APPEAL by plaintiff from Ward, Judge. Judgment entered 22 May 1981 in District Court, MARTIN County. Heard in the Court of Appeals 30 March 1982.
Twiford, Trimpi, Thompson Derrick by John G. Trimpi, for the plaintiff-appellant.
Gurganus Bowen by Edgar J. Gurganus, for the defendant-appellee.
On 16 May 1980, plaintiff filed a domestic action against her husband of over thirty years. She sought custody of the minor child of the parties, support, counsel fees, a writ of possession of the homeplace and a divorce from bed and board. Plaintiff also asked that defendant be restrained from selling personal property, particularly farm animals and equipment, which she alleged that defendant was selling in order to keep money and property away from plaintiff.
Defendant filed an answer to plaintiff's complaint, plaintiff moved for pendente lite relief and on 9 July 1980, the parties entered into a consent judgment. This judgment provided that plaintiff and defendant would live separate and apart with plaintiff having sole possession of the homeplace. It also provided that plaintiff have custody of the minor child and for support for plaintiff and the minor child and for counsel fees.

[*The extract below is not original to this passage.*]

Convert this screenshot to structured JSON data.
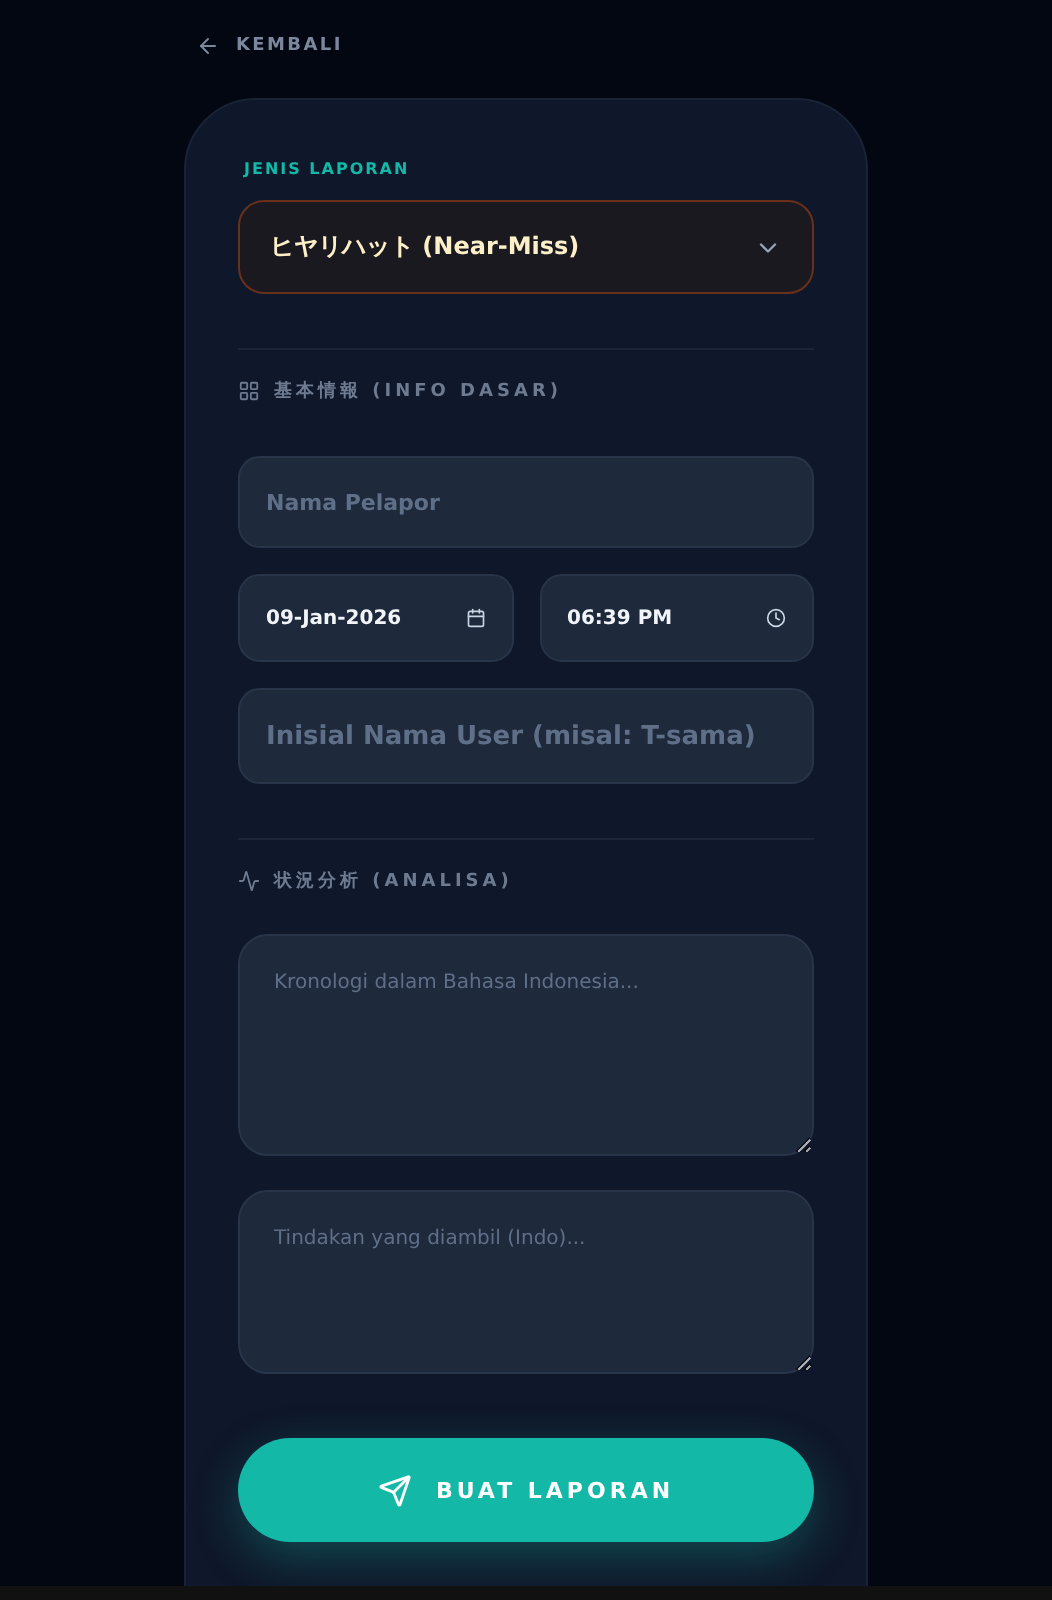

On 19 February 1981 plaintiff filed an action in District Court seeking (1) an absolute divorce based upon defendant's adultery, and (2) a declaratory judgment and accounting claim whereby plaintiff's role in the cattle raising operation be looked into and plaintiff be given equal credit and ownership of the profits and assets.

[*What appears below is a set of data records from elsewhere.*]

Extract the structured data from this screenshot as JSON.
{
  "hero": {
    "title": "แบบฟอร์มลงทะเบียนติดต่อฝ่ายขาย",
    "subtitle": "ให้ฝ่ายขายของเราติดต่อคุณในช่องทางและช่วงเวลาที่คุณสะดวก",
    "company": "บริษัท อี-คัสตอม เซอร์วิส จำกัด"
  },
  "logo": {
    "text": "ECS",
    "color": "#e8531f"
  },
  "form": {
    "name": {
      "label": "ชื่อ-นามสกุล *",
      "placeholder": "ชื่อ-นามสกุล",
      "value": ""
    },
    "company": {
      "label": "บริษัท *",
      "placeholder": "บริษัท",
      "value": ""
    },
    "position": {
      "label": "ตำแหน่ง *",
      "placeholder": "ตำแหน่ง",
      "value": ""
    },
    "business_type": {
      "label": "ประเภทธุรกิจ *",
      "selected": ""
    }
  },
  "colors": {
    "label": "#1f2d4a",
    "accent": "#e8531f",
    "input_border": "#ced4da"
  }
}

The trial court granted the parties a divorce based on one year's separation. The court, however, found that the plaintiff did or should have brought forward the matter of the cattle in the earlier proceeding in which the consent judgment was entered. The trial court found that plaintiff was estopped from litigating this issue in a new trial and granted summary judgment for defendant.
The plaintiff asserts on appeal that the trial court erred in finding that the consent judgment of 9 July 1980 constituted res judicata as to the second claim of the February 1981 action which resulted in summary judgment for the defendant. We agree with plaintiff.
The general rule in North Carolina is that a "judgment on the merits is conclusive not only as to matters actually litigated and determined, but also as to all matters properly within the scope of the pleadings which could and should have been brought forward." Painter v. Board of Education, 288 N.C. 165, 173, 217 S.E.2d 650, 655 (1975). The court in Painter, 288 N.C. at 173, 217 S.E.2d 655 went on to quote from Gibbs v. Higgins, 215 N.C. 201, 204-05, 1 S.E.2d 554, 557 (1939) saying:
"`. . . The plea of res adjudicata applies, except in special cases, not only to the points upon which the court was required by the parties to form an opinion and pronounce a judgment, but to every point which properly belonged to the subject in litigation and which the parties exercising reasonable diligence, might have brought forward at the time and determined respecting it.' [Citations omitted.]"
The consent judgment between plaintiff and defendant related only to alimony, child support and child custody. The subject matter of this action is a business enterprise operated by plaintiff and defendant and plaintiff's interest therein. We cannot say that plaintiff should have litigated this matter in the previous domestic proceeding. Therefore, the trial court's entry of summary judgment for defendant was improper.
The order of the trial court is
Reversed.
Judges MARTIN (Harry C.) and WHICHARD concur.